Reste à savoir où on mettra la limite, s’est demandé le juge François Huot. « Si le ministère public demande 150 ans pour M. Bissonnette, qu’est-ce que vous allez me demander un jour pour ces meurtriers en série, ces tueurs à gages ? »

Aux yeux de la Couronne, Alexandre Bissonnette est aussi blâmable qu’un tueur en série.

« Il m’apparaît excessivement dangereux et néfaste d’envoyer le message par les tribunaux que le meurtrier multiple qui tue une multitude de personnes en un seul événement a une culpabilité morale moindre qu’un individu qui va en tuer autant sur une période beaucoup plus longue », a notamment répondu le procureur Thomas Jacques.

Si les nouvelles règles du Code criminel sur les meurtres multiples avaient été en vigueur quand Robert Picton a été condamné, elles auraient dû s’appliquer, a-t-il poursuivi.

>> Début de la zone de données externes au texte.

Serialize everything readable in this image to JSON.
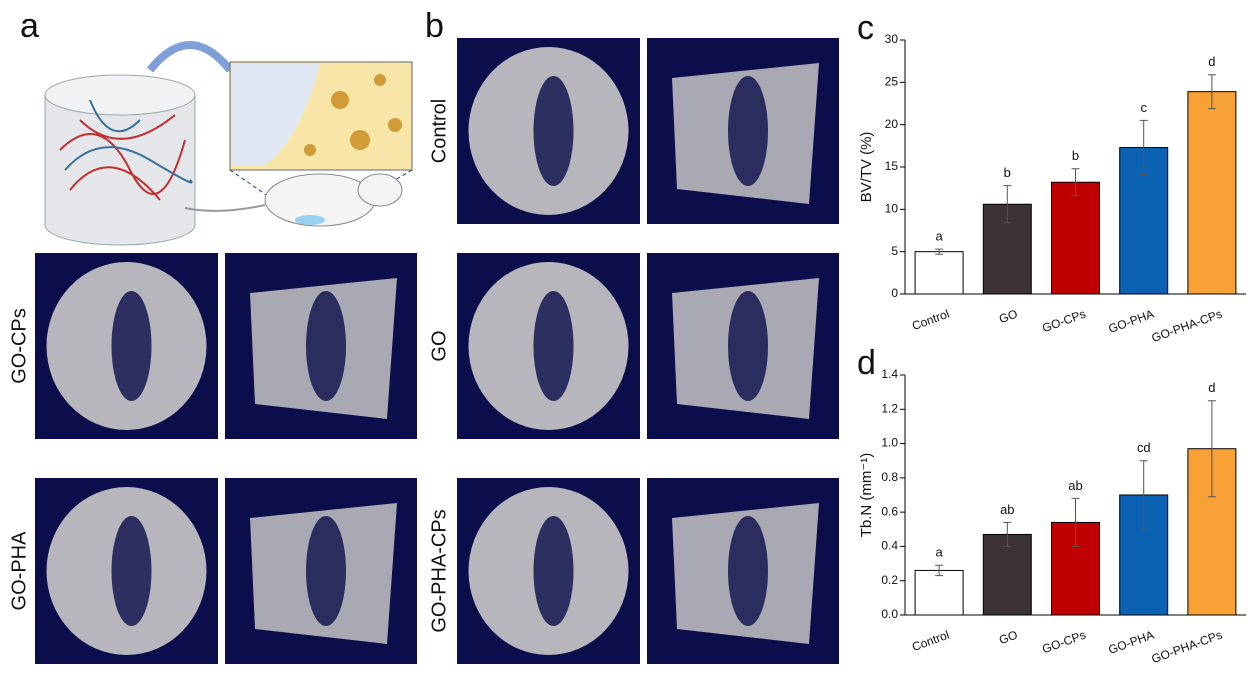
{
  "figure": {
    "panel_labels": [
      "a",
      "b"
    ],
    "ct_labels": [
      "GO-CPs",
      "GO-PHA",
      "Control",
      "GO",
      "GO-PHA-CPs"
    ]
  },
  "chart_data": [
    {
      "type": "bar",
      "panel": "c",
      "y_label": "BV/TV (%)",
      "categories": [
        "Control",
        "GO",
        "GO-CPs",
        "GO-PHA",
        "GO-PHA-CPs"
      ],
      "values": [
        5.0,
        10.6,
        13.2,
        17.3,
        23.9
      ],
      "errors": [
        0.3,
        2.2,
        1.6,
        3.2,
        2.0
      ],
      "letters": [
        "a",
        "b",
        "b",
        "c",
        "d"
      ],
      "colors": [
        "#ffffff",
        "#3d3236",
        "#c00000",
        "#0b62b3",
        "#f7a136"
      ],
      "ylim": [
        0,
        30
      ],
      "yticks": [
        0,
        5,
        10,
        15,
        20,
        25,
        30
      ]
    },
    {
      "type": "bar",
      "panel": "d",
      "y_label": "Tb.N (mm⁻¹)",
      "categories": [
        "Control",
        "GO",
        "GO-CPs",
        "GO-PHA",
        "GO-PHA-CPs"
      ],
      "values": [
        0.26,
        0.47,
        0.54,
        0.7,
        0.97
      ],
      "errors": [
        0.03,
        0.07,
        0.14,
        0.2,
        0.28
      ],
      "letters": [
        "a",
        "ab",
        "ab",
        "cd",
        "d"
      ],
      "colors": [
        "#ffffff",
        "#3d3236",
        "#c00000",
        "#0b62b3",
        "#f7a136"
      ],
      "ylim": [
        0,
        1.4
      ],
      "yticks": [
        {
          "value": 0,
          "label": "0.0"
        },
        0.2,
        0.4,
        0.6,
        0.8,
        {
          "value": 1,
          "label": "1.0"
        },
        1.2,
        1.4
      ]
    }
  ]
}
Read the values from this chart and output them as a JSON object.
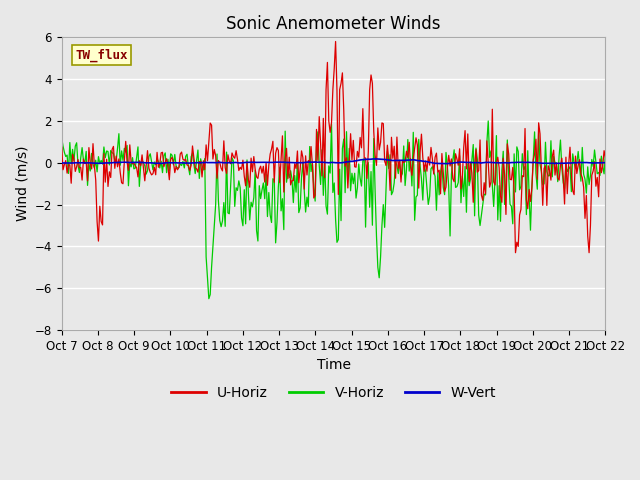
{
  "title": "Sonic Anemometer Winds",
  "xlabel": "Time",
  "ylabel": "Wind (m/s)",
  "ylim": [
    -8,
    6
  ],
  "yticks": [
    -8,
    -6,
    -4,
    -2,
    0,
    2,
    4,
    6
  ],
  "colors": {
    "U": "#dd0000",
    "V": "#00cc00",
    "W": "#0000cc"
  },
  "legend_labels": [
    "U-Horiz",
    "V-Horiz",
    "W-Vert"
  ],
  "box_label": "TW_flux",
  "box_facecolor": "#ffffcc",
  "box_edgecolor": "#999900",
  "plot_bg_color": "#e8e8e8",
  "grid_color": "#ffffff",
  "title_fontsize": 12,
  "axis_label_fontsize": 10,
  "tick_label_fontsize": 8.5,
  "n_points": 400,
  "seed": 7
}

Même chose pour Clifford Olsen, reconnu coupable de nombreux meurtres d’adolescents durant les années 1980.

« Souvenez-vous que nous vous avons invité à être prudent sur le message qui pourrait être envoyé, a-t-il aussi dit. Parce que malheureusement […] les meurtres multiples semblent faire partie de l’air du temps. Bissonnette en a tué six. Un individu est actuellement accusé à Toronto d’en avoir tué 10. Malheureusement, chez nos voisins aux États-Unis, c’est horreur après horreur après horreur », a-t-il fait valoir.

Me Jacques a en outre souligné le caractère islamophobe et haineux des crimes commis par Alexandre Bissonnette et rappelé que, si son arme ne s’était pas enrayée à son arrivée à la mosquée, « c’eût été un carnage », puisque l’homme de 28 ans avait apporté 119 munitions.

Faible marge de manoeuvre

 

Les observations sur la peine sont terminées depuis le printemps, mais le juge François Huot avait prié les avocats de répondre à certaines questions de droit pour alimenter sa réflexion avant de déterminer la sentence.

À nouveau mercredi, le juge n’a pas caché son malaise de devoir procéder par blocs de 25 ans pour l’admissibilité à la libération conditionnelle. « On m’accorde un pouvoir discrétionnaire, sauf que mon pouvoir discrétionnaire est très circonscrit », a-t-il dit à un certain moment.

La Couronne réclame une peine à perpétuité sans possibilité de libération conditionnelle avant 150 ans, alors que la défense a demandé qu’Alexandre Bissonnette y ait droit après 25 ans.

Selon la défense, la loi gagnerait à être clarifiée. L’avocat du tueur, Me Charles-Olivier Gosselin, a souligné que c’était « la première fois au Canada » qu’il fallait statuer sur ce que doit être la période maximale à imposer à une personne « sans possibilité d’allégement de sa situation ». La sentence d’Alexandre Bissonnette sera finalement prononcée le 8 février, soit un peu plus de deux ans après la tuerie.